Re: [PATCH tip/core/rcu 4/5] sys_membarrier: Add expedited option

From: Peter Zijlstra
Date: Thu Jul 27 2017 - 11:20:17 EST



Hi Nick,

See below,

On Thu, Jul 27, 2017 at 03:56:10PM +0200, Peter Zijlstra wrote:
> On Thu, Jul 27, 2017 at 06:08:16AM -0700, Paul E. McKenney wrote:
>
> > > So I think we need either switch_mm() or switch_to() to imply a full
> > > barrier for this to work, otherwise we get:
> > >
> > > CPU0 CPU1
> > >
> > >
> > > lock rq->lock
> > > mb
> > >
> > > rq->curr = A
> > >
> > > unlock rq->lock
> > >
> > > lock rq->lock
> > > mb
> > >
> > > sys_membarrier()
> > >
> > > mb
> > >
> > > for_each_online_cpu()
> > > p = A
> > > // no match no IPI
> > >
> > > mb
> > > rq->curr = B
> > >
> > > unlock rq->lock
> > >
> > >
> > > And that's bad, because now CPU0 doesn't have an MB happening _after_
> > > sys_membarrier() if B matches.
> >
> > Yes, this looks somewhat similar to the scenario that Mathieu pointed out
> > back in 2010: https://marc.info/?l=linux-kernel&m=126349766324224&w=2
>
> Yes.

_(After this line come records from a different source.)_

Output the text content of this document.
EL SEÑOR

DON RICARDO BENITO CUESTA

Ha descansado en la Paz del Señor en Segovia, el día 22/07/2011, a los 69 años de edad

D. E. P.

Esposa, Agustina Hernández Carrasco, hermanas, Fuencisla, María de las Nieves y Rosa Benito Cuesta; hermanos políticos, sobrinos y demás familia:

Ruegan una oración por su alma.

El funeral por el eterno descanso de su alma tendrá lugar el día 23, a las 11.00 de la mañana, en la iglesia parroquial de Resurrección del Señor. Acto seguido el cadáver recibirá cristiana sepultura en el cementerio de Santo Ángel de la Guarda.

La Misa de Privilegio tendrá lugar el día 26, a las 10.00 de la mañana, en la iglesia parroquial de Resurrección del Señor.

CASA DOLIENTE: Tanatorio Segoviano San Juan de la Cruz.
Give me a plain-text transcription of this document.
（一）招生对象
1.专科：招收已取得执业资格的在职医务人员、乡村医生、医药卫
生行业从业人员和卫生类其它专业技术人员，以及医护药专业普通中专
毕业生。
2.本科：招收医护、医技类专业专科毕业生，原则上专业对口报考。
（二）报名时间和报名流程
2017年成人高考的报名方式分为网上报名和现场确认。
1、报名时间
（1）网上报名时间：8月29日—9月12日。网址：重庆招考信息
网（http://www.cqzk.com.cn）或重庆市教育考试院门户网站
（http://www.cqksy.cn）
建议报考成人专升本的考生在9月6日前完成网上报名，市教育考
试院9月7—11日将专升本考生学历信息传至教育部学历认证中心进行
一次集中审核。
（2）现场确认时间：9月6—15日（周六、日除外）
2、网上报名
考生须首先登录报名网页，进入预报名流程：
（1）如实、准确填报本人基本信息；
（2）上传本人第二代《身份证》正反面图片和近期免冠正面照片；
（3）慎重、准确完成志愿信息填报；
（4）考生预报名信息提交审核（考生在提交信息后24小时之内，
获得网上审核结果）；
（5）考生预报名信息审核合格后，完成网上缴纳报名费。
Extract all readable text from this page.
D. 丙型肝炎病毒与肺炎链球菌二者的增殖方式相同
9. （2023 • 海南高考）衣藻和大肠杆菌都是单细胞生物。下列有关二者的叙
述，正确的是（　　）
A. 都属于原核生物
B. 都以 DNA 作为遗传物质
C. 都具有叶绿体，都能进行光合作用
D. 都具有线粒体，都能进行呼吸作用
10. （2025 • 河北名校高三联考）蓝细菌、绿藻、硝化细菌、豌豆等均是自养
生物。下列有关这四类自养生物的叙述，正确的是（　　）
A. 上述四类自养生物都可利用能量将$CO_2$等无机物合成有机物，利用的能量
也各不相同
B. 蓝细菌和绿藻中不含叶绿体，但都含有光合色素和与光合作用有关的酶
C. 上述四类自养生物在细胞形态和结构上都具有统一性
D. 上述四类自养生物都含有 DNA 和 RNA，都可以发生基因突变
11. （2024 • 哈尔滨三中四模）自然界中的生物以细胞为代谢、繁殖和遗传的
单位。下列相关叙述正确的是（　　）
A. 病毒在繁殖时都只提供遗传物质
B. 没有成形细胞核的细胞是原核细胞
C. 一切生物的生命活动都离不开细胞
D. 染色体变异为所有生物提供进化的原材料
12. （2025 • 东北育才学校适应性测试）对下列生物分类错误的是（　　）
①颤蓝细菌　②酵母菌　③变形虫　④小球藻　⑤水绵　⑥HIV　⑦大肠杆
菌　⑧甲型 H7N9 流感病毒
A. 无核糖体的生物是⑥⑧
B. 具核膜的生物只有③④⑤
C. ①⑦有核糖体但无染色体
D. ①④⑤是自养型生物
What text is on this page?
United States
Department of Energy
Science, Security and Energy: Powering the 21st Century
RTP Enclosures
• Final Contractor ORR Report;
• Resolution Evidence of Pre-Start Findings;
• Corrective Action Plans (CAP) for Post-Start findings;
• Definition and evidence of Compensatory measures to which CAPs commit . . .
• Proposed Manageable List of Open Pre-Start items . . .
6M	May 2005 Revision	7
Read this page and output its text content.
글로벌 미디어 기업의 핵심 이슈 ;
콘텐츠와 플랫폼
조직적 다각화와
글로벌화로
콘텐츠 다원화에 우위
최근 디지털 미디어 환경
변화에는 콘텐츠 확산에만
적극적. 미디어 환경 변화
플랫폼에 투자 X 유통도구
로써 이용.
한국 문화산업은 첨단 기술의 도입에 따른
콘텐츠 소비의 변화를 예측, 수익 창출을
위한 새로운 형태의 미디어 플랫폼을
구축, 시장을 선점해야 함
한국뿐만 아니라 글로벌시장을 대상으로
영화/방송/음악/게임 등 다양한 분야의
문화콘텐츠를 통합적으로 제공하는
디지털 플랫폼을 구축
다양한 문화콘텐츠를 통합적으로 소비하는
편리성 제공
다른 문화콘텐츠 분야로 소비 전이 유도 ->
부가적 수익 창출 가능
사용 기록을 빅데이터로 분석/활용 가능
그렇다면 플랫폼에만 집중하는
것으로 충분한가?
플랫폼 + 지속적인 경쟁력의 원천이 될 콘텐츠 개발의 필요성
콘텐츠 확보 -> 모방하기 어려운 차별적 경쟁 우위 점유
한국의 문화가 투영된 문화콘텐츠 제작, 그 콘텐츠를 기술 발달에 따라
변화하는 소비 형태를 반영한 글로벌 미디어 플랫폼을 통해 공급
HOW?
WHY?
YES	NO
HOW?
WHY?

Minus the mm_cpumask() worries.
>
> > > So without audit, I only know of PPC and Alpha not having a barrier in
> > > either switch_*().
> > >
> > > x86 obviously has barriers all over the place, arm has a super duper
> > > heavy barrier in switch_to().
> >
> > Agreed, if we are going to rely on ->mm, we need ordering on assignment
> > to it.
>
> Right, Boqun provided this reordering to show the problem:
>
> CPU0 CPU1
>
>
> <in process X>
> lock rq->lock
> mb
>
> rq->curr = A
>
> unlock rq->lock
>
> <switch to process A>
>
> lock rq->lock
> mb
> read Y(reordered)<---+
> | store to Y
> |
> | sys_membarrier()
> |
> | mb
> |
> | for_each_online_cpu()
> | p = A
> | // no match no IPI
> |
> | mb
> |
> | store to X
> rq->curr = B |
> |
> unlock rq->lock |
> <switch to B> |
> read X |
> |
> read Y --------------+

In order to make this work we need either switch_to() or switch_mm() to
provide smp_mb(). Now you're recently taken that out on PPC and I'm
thinking you're not keen to have to put it back in.

Mathieu was wondering if placing it in switch_mm() would be less onerous
on performance, thinking that address space changes are more expensive
in any case, seeing how they have a tail of cache and translation
misses. I'm thinking you're not happy either way :-)

Opinions?